Golpe com chave Pix de CPF acende alerta: fraude rouba restituição do Imposto de Renda
Especialistas e autoridades orientam contribuintes a vincular o CPF a conta própria, monitorar chaves Pix e agir rapidamente em caso de irregularidades
A poucos dias do início do prazo de entrega do Imposto de Renda 2026, um novo golpe envolvendo o uso indevido da chave Pix vinculada ao CPF tem acendido o alerta de autoridades e especialistas. A fraude permite que valores de restituição sejam desviados para contas de terceiros, sem o conhecimento do contribuinte.
Desde 2022, a Receita Federal do Brasil autoriza o pagamento da restituição via Pix, desde que a chave informada seja o CPF do titular. A medida foi criada para agilizar os repasses e reduzir erros bancários, mas passou a ser alvo de criminosos que utilizam dados pessoais obtidos de forma irregular para cadastrar CPFs em contas fraudulentas.
Segundo especialistas, o golpe ocorre quando estelionatários abrem contas em nome de terceiros e vinculam o CPF da vítima como chave Pix. Assim, quando a restituição é processada, o valor é automaticamente transferido para a conta indevida.
Casos já registrados evidenciam o problema.

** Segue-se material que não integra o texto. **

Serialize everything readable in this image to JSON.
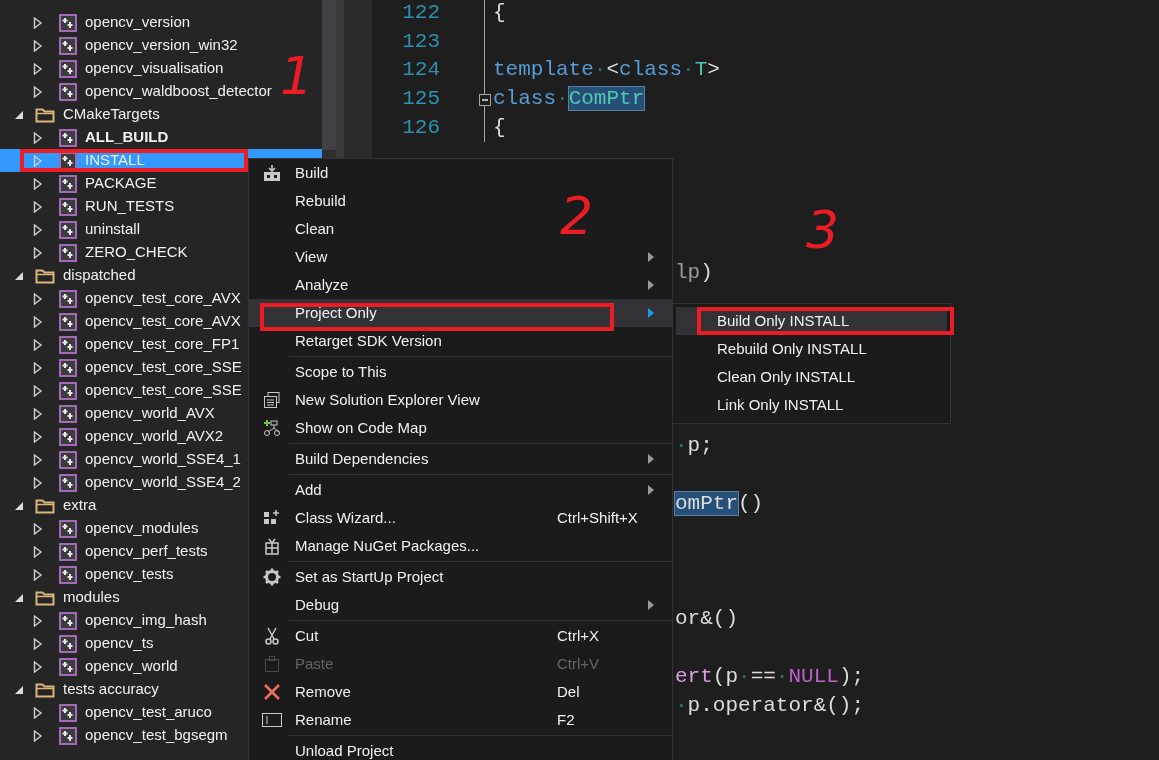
{
  "solution_explorer": {
    "items": [
      {
        "kind": "project",
        "label": "opencv_version",
        "expanded": false,
        "selected": false,
        "startup": false
      },
      {
        "kind": "project",
        "label": "opencv_version_win32",
        "expanded": false,
        "selected": false,
        "startup": false
      },
      {
        "kind": "project",
        "label": "opencv_visualisation",
        "expanded": false,
        "selected": false,
        "startup": false
      },
      {
        "kind": "project",
        "label": "opencv_waldboost_detector",
        "expanded": false,
        "selected": false,
        "startup": false
      },
      {
        "kind": "folder",
        "label": "CMakeTargets",
        "expanded": true,
        "selected": false,
        "children": [
          {
            "kind": "project",
            "label": "ALL_BUILD",
            "expanded": false,
            "selected": false,
            "startup": true
          },
          {
            "kind": "project",
            "label": "INSTALL",
            "expanded": false,
            "selected": true,
            "startup": false
          },
          {
            "kind": "project",
            "label": "PACKAGE",
            "expanded": false,
            "selected": false,
            "startup": false
          },
          {
            "kind": "project",
            "label": "RUN_TESTS",
            "expanded": false,
            "selected": false,
            "startup": false
          },
          {
            "kind": "project",
            "label": "uninstall",
            "expanded": false,
            "selected": false,
            "startup": false
          },
          {
            "kind": "project",
            "label": "ZERO_CHECK",
            "expanded": false,
            "selected": false,
            "startup": false
          }
        ]
      },
      {
        "kind": "folder",
        "label": "dispatched",
        "expanded": true,
        "selected": false,
        "children": [
          {
            "kind": "project",
            "label": "opencv_test_core_AVX",
            "expanded": false,
            "selected": false,
            "startup": false
          },
          {
            "kind": "project",
            "label": "opencv_test_core_AVX",
            "expanded": false,
            "selected": false,
            "startup": false
          },
          {
            "kind": "project",
            "label": "opencv_test_core_FP1",
            "expanded": false,
            "selected": false,
            "startup": false
          },
          {
            "kind": "project",
            "label": "opencv_test_core_SSE",
            "expanded": false,
            "selected": false,
            "startup": false
          },
          {
            "kind": "project",
            "label": "opencv_test_core_SSE",
            "expanded": false,
            "selected": false,
            "startup": false
          },
          {
            "kind": "project",
            "label": "opencv_world_AVX",
            "expanded": false,
            "selected": false,
            "startup": false
          },
          {
            "kind": "project",
            "label": "opencv_world_AVX2",
            "expanded": false,
            "selected": false,
            "startup": false
          },
          {
            "kind": "project",
            "label": "opencv_world_SSE4_1",
            "expanded": false,
            "selected": false,
            "startup": false
          },
          {
            "kind": "project",
            "label": "opencv_world_SSE4_2",
            "expanded": false,
            "selected": false,
            "startup": false
          }
        ]
      },
      {
        "kind": "folder",
        "label": "extra",
        "expanded": true,
        "selected": false,
        "children": [
          {
            "kind": "project",
            "label": "opencv_modules",
            "expanded": false,
            "selected": false,
            "startup": false
          },
          {
            "kind": "project",
            "label": "opencv_perf_tests",
            "expanded": false,
            "selected": false,
            "startup": false
          },
          {
            "kind": "project",
            "label": "opencv_tests",
            "expanded": false,
            "selected": false,
            "startup": false
          }
        ]
      },
      {
        "kind": "folder",
        "label": "modules",
        "expanded": true,
        "selected": false,
        "children": [
          {
            "kind": "project",
            "label": "opencv_img_hash",
            "expanded": false,
            "selected": false,
            "startup": false
          },
          {
            "kind": "project",
            "label": "opencv_ts",
            "expanded": false,
            "selected": false,
            "startup": false
          },
          {
            "kind": "project",
            "label": "opencv_world",
            "expanded": false,
            "selected": false,
            "startup": false
          }
        ]
      },
      {
        "kind": "folder",
        "label": "tests accuracy",
        "expanded": true,
        "selected": false,
        "children": [
          {
            "kind": "project",
            "label": "opencv_test_aruco",
            "expanded": false,
            "selected": false,
            "startup": false
          },
          {
            "kind": "project",
            "label": "opencv_test_bgsegm",
            "expanded": false,
            "selected": false,
            "startup": false
          }
        ]
      }
    ]
  },
  "editor": {
    "rows": [
      {
        "kind": "numbered",
        "number": "122",
        "fold_marker": false,
        "tokens": [
          {
            "text": "{",
            "kind": "plain"
          }
        ]
      },
      {
        "kind": "numbered",
        "number": "123",
        "fold_marker": false
      },
      {
        "kind": "numbered",
        "number": "124",
        "fold_marker": false,
        "tokens": [
          {
            "text": "template",
            "kind": "keyword"
          },
          {
            "text": "·",
            "kind": "space"
          },
          {
            "text": "<",
            "kind": "plain"
          },
          {
            "text": "class",
            "kind": "keyword"
          },
          {
            "text": "·",
            "kind": "space"
          },
          {
            "text": "T",
            "kind": "type"
          },
          {
            "text": ">",
            "kind": "plain"
          }
        ]
      },
      {
        "kind": "numbered",
        "number": "125",
        "fold_marker": true,
        "tokens": [
          {
            "text": "class",
            "kind": "keyword"
          },
          {
            "text": "·",
            "kind": "space"
          },
          {
            "text": "ComPtr",
            "kind": "type_highlighted"
          }
        ]
      },
      {
        "kind": "numbered",
        "number": "126",
        "fold_marker": false,
        "tokens": [
          {
            "text": "{",
            "kind": "plain"
          }
        ]
      },
      {
        "kind": "hidden"
      },
      {
        "kind": "hidden"
      },
      {
        "kind": "hidden"
      },
      {
        "kind": "hidden"
      },
      {
        "kind": "fragment",
        "tokens": [
          {
            "text": "lp",
            "kind": "param"
          },
          {
            "text": ")",
            "kind": "plain"
          }
        ]
      },
      {
        "kind": "hidden"
      },
      {
        "kind": "hidden"
      },
      {
        "kind": "hidden"
      },
      {
        "kind": "hidden"
      },
      {
        "kind": "hidden"
      },
      {
        "kind": "fragment",
        "tokens": [
          {
            "text": "·",
            "kind": "space"
          },
          {
            "text": "p;",
            "kind": "plain"
          }
        ]
      },
      {
        "kind": "hidden"
      },
      {
        "kind": "fragment",
        "tokens": [
          {
            "text": "omPtr",
            "kind": "plain_highlighted"
          },
          {
            "text": "()",
            "kind": "plain"
          }
        ]
      },
      {
        "kind": "hidden"
      },
      {
        "kind": "hidden"
      },
      {
        "kind": "hidden"
      },
      {
        "kind": "fragment",
        "tokens": [
          {
            "text": "or&()",
            "kind": "plain"
          }
        ]
      },
      {
        "kind": "hidden"
      },
      {
        "kind": "fragment",
        "tokens": [
          {
            "text": "ert",
            "kind": "function"
          },
          {
            "text": "(p",
            "kind": "plain"
          },
          {
            "text": "·",
            "kind": "space"
          },
          {
            "text": "==",
            "kind": "plain"
          },
          {
            "text": "·",
            "kind": "space"
          },
          {
            "text": "NULL",
            "kind": "macro"
          },
          {
            "text": ");",
            "kind": "plain"
          }
        ]
      },
      {
        "kind": "fragment",
        "tokens": [
          {
            "text": "·",
            "kind": "space"
          },
          {
            "text": "p.operator&();",
            "kind": "plain"
          }
        ]
      }
    ]
  },
  "context_menu": {
    "items": [
      {
        "kind": "item",
        "label": "Build",
        "has_submenu": false,
        "selected": false,
        "disabled": false
      },
      {
        "kind": "item",
        "label": "Rebuild",
        "has_submenu": false,
        "selected": false,
        "disabled": false
      },
      {
        "kind": "item",
        "label": "Clean",
        "has_submenu": false,
        "selected": false,
        "disabled": false
      },
      {
        "kind": "item",
        "label": "View",
        "has_submenu": true,
        "selected": false,
        "disabled": false
      },
      {
        "kind": "item",
        "label": "Analyze",
        "has_submenu": true,
        "selected": false,
        "disabled": false
      },
      {
        "kind": "item",
        "label": "Project Only",
        "has_submenu": true,
        "selected": true,
        "disabled": false
      },
      {
        "kind": "item",
        "label": "Retarget SDK Version",
        "has_submenu": false,
        "selected": false,
        "disabled": false
      },
      {
        "kind": "separator"
      },
      {
        "kind": "item",
        "label": "Scope to This",
        "has_submenu": false,
        "selected": false,
        "disabled": false
      },
      {
        "kind": "item",
        "label": "New Solution Explorer View",
        "has_submenu": false,
        "selected": false,
        "disabled": false
      },
      {
        "kind": "item",
        "label": "Show on Code Map",
        "has_submenu": false,
        "selected": false,
        "disabled": false
      },
      {
        "kind": "separator"
      },
      {
        "kind": "item",
        "label": "Build Dependencies",
        "has_submenu": true,
        "selected": false,
        "disabled": false
      },
      {
        "kind": "separator"
      },
      {
        "kind": "item",
        "label": "Add",
        "has_submenu": true,
        "selected": false,
        "disabled": false
      },
      {
        "kind": "item",
        "label": "Class Wizard...",
        "shortcut": "Ctrl+Shift+X",
        "has_submenu": false,
        "selected": false,
        "disabled": false
      },
      {
        "kind": "item",
        "label": "Manage NuGet Packages...",
        "has_submenu": false,
        "selected": false,
        "disabled": false
      },
      {
        "kind": "separator"
      },
      {
        "kind": "item",
        "label": "Set as StartUp Project",
        "has_submenu": false,
        "selected": false,
        "disabled": false
      },
      {
        "kind": "item",
        "label": "Debug",
        "has_submenu": true,
        "selected": false,
        "disabled": false
      },
      {
        "kind": "separator"
      },
      {
        "kind": "item",
        "label": "Cut",
        "shortcut": "Ctrl+X",
        "has_submenu": false,
        "selected": false,
        "disabled": false
      },
      {
        "kind": "item",
        "label": "Paste",
        "shortcut": "Ctrl+V",
        "has_submenu": false,
        "selected": false,
        "disabled": true
      },
      {
        "kind": "item",
        "label": "Remove",
        "shortcut": "Del",
        "has_submenu": false,
        "selected": false,
        "disabled": false
      },
      {
        "kind": "item",
        "label": "Rename",
        "shortcut": "F2",
        "has_submenu": false,
        "selected": false,
        "disabled": false
      },
      {
        "kind": "separator"
      },
      {
        "kind": "item",
        "label": "Unload Project",
        "has_submenu": false,
        "selected": false,
        "disabled": false
      }
    ]
  },
  "submenu": {
    "items": [
      {
        "label": "Build Only INSTALL",
        "selected": true
      },
      {
        "label": "Rebuild Only INSTALL",
        "selected": false
      },
      {
        "label": "Clean Only INSTALL",
        "selected": false
      },
      {
        "label": "Link Only INSTALL",
        "selected": false
      }
    ]
  },
  "annotations": [
    {
      "kind": "frame"
    },
    {
      "kind": "frame"
    },
    {
      "kind": "frame"
    },
    {
      "kind": "number",
      "text": "1"
    },
    {
      "kind": "number",
      "text": "2"
    },
    {
      "kind": "number",
      "text": "3"
    }
  ]
}
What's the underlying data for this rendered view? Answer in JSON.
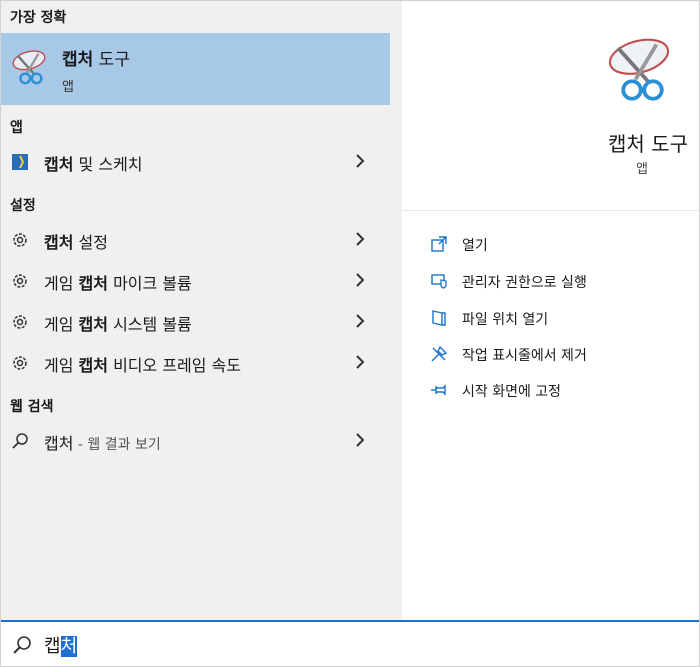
{
  "left": {
    "best_match_header": "가장 정확",
    "best_match": {
      "title_bold": "캡처",
      "title_rest": " 도구",
      "subtitle": "앱"
    },
    "apps_header": "앱",
    "apps": [
      {
        "bold": "캡처",
        "rest": " 및 스케치"
      }
    ],
    "settings_header": "설정",
    "settings": [
      {
        "pre": "",
        "bold": "캡처",
        "rest": " 설정"
      },
      {
        "pre": "게임 ",
        "bold": "캡처",
        "rest": " 마이크 볼륨"
      },
      {
        "pre": "게임 ",
        "bold": "캡처",
        "rest": " 시스템 볼륨"
      },
      {
        "pre": "게임 ",
        "bold": "캡처",
        "rest": " 비디오 프레임 속도"
      }
    ],
    "web_header": "웹 검색",
    "web": {
      "query": "캡처",
      "hint": " - 웹 결과 보기"
    }
  },
  "right": {
    "title": "캡처 도구",
    "subtitle": "앱",
    "actions": [
      {
        "label": "열기",
        "icon": "open-icon"
      },
      {
        "label": "관리자 권한으로 실행",
        "icon": "shield-icon"
      },
      {
        "label": "파일 위치 열기",
        "icon": "file-location-icon"
      },
      {
        "label": "작업 표시줄에서 제거",
        "icon": "unpin-icon"
      },
      {
        "label": "시작 화면에 고정",
        "icon": "pin-icon"
      }
    ]
  },
  "search": {
    "typed": "캡",
    "selected": "처"
  },
  "colors": {
    "accent": "#1a73c8",
    "highlight": "#a8c8e8",
    "panel": "#f0f0f0"
  }
}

Contribuintes relatam ter descoberto o desvio apenas após consultas ao sistema Registrato, do Banco Central do Brasil, que permite verificar vínculos financeiros associados ao CPF. Em muitos casos, mesmo após registros de ocorrência e abertura de protocolos, os valores ainda não foram recuperados.
A Federação Brasileira de Bancos afirma que não é possível cadastrar uma chave Pix do tipo CPF em conta de titularidade diferente, atribuindo os casos a fraudes como phishing e engenharia social. Já a Receita Federal reconhece que criminosos exploram fragilidades no sistema financeiro para viabilizar o golpe.
Especialistas apontam que, em situações como essa, pode haver falha na prestação de serviço por parte das instituições financeiras, que têm a obrigação de verificar a titularidade das contas e garantir a segurança das operações. Com base no Código de Defesa do Consumidor, a responsabilidade tende a ser objetiva, ou seja, basta comprovar o dano e a falha no sistema.
Para evitar prejuízos, a recomendação é que o contribuinte cadastre previamente sua chave Pix com CPF em conta de sua própria titularidade e acompanhe regularmente a situação da restituição. Também é indicado consultar o Registrato para verificar possíveis vínculos indevidos.
Em caso de fraude, a orientação é agir rapidamente: entrar em contato com o banco, acionar a Receita Federal, registrar reclamação no Banco Central e formalizar boletim de ocorrência. Como o Pix é rastreável, há possibilidade de identificar a conta de destino e tentar reverter a transação.